I am interested - am I eligible to join?

Those meeting the following criteria may be eligible for the study:

• Adults i.e. those 18 years of age or over
• Confirmed diagnosis of limited cutaneous systemic sclerosis with less than 7 years from the first non-Raynaud’s symptom of SSc.
• Must be UK based/ registered with a GP in the UK
• Must be willing to comply with the trial protocol and attend clinical visits
• Must not be currently enrolled in another clinical study investigating a treatment for SSc
• Must not be pregnant
• Female participants of childbearing age (or male participants with partners of childbearing age) must be willing to use a suitable form of contraception for the duration of the study.

More in depth information on the eligibility criteria for this trial can be found on University College London’s Comprehensive Clinical Trials Unit web page.

It sounds like I’m eligible - how can I join this clinical trial?

The Royal Free Hospital London is the lead clinical site for the MINIMSE-Pilot Trial.
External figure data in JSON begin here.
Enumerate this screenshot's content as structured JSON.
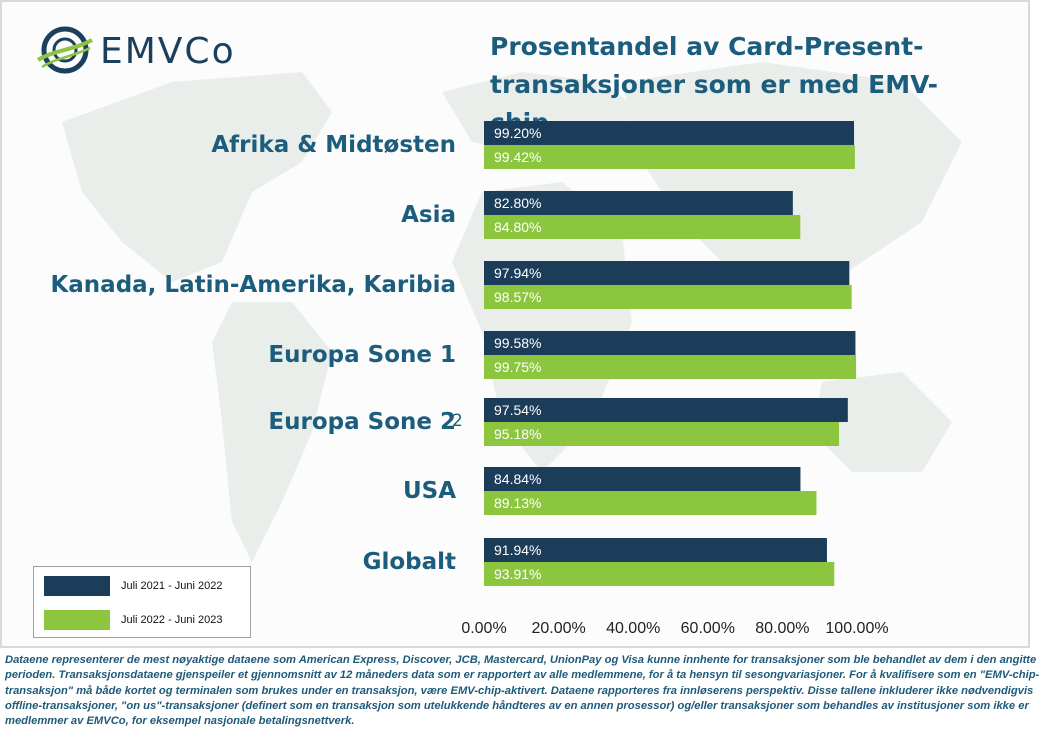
{
  "brand": {
    "logo_text": "EMVCo",
    "colors": {
      "dark_blue": "#1b3f5c",
      "teal": "#1c5d7e",
      "green": "#8cc63f"
    }
  },
  "chart_data": {
    "type": "bar",
    "orientation": "horizontal",
    "title": "Prosentandel av Card-Present-transaksjoner som er med EMV-chip",
    "title_lines": [
      "Prosentandel av Card-Present-",
      "transaksjoner som er med EMV-chip"
    ],
    "categories": [
      "Afrika & Midtøsten",
      "Asia",
      "Kanada, Latin-Amerika, Karibia",
      "Europa Sone 1",
      "Europa Sone 2",
      "USA",
      "Globalt"
    ],
    "series": [
      {
        "name": "Juli 2021 - Juni 2022",
        "color": "#1b3d5a",
        "values": [
          99.2,
          82.8,
          97.94,
          99.58,
          97.54,
          84.84,
          91.94
        ]
      },
      {
        "name": "Juli 2022 - Juni 2023",
        "color": "#8cc63f",
        "values": [
          99.42,
          84.8,
          98.57,
          99.75,
          95.18,
          89.13,
          93.91
        ]
      }
    ],
    "data_labels": [
      [
        "99.20%",
        "82.80%",
        "97.94%",
        "99.58%",
        "97.54%",
        "84.84%",
        "91.94%"
      ],
      [
        "99.42%",
        "84.80%",
        "98.57%",
        "99.75%",
        "95.18%",
        "89.13%",
        "93.91%"
      ]
    ],
    "xlim": [
      0,
      100
    ],
    "x_ticks": [
      "0.00%",
      "20.00%",
      "40.00%",
      "60.00%",
      "80.00%",
      "100.00%"
    ],
    "x_tick_values": [
      0,
      20,
      40,
      60,
      80,
      100
    ],
    "grid": false,
    "legend_position": "bottom-left",
    "annotations": [
      "2"
    ]
  },
  "footnote": "Dataene representerer de mest nøyaktige dataene som American Express, Discover, JCB, Mastercard, UnionPay og Visa kunne innhente for transaksjoner som ble behandlet av dem i den angitte perioden. Transaksjonsdataene gjenspeiler et gjennomsnitt av 12 måneders data som er rapportert av alle medlemmene, for å ta hensyn til sesongvariasjoner. For å kvalifisere som en \"EMV-chip-transaksjon\" må både kortet og terminalen som brukes under en transaksjon, være EMV-chip-aktivert. Dataene rapporteres fra innløserens perspektiv. Disse tallene inkluderer ikke nødvendigvis offline-transaksjoner, \"on us\"-transaksjoner (definert som en transaksjon som utelukkende håndteres av en annen prosessor) og/eller transaksjoner som behandles av institusjoner som ikke er medlemmer av EMVCo, for eksempel nasjonale betalingsnettverk."
}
The trial is also being conducted at a further 13 hospitals in the UK as indicated below. More information on the lead clinicians at each can be found on University College London’s Comprehensive Clinical Trials Unit web page.

• Royal United Hospital, Bath
• Ninewells Hospital, Dundee 
• Aintree University Hospital, Liverpool 
• Royal Free Hospital, London 
• Salford Royal Hospital, Manchester 
• Freeman Hospital, Newcastle 
• Royal Hallamshire Hospital, Sheffield 
• New Cross Hospital, Wolverhampton 
• Royal Infirmary Manchester 
• Darlington Memorial Hospital 
• Queen Elizabeth Hospital, Birmingham 
• Southmead Hospital, Bristol 
• Addenbrookes Hospital, Cambridge 
• Chapel Allerton Hospital, Leeds

If you are interested in participating, you should contact the clinical leads at the relevant site. If you do not currently receive treatment at one of these hospitals it may be possible for you to be referred to another hospital to allow you to participate in the trial. Please speak to your GP or consultant about referral to the trial.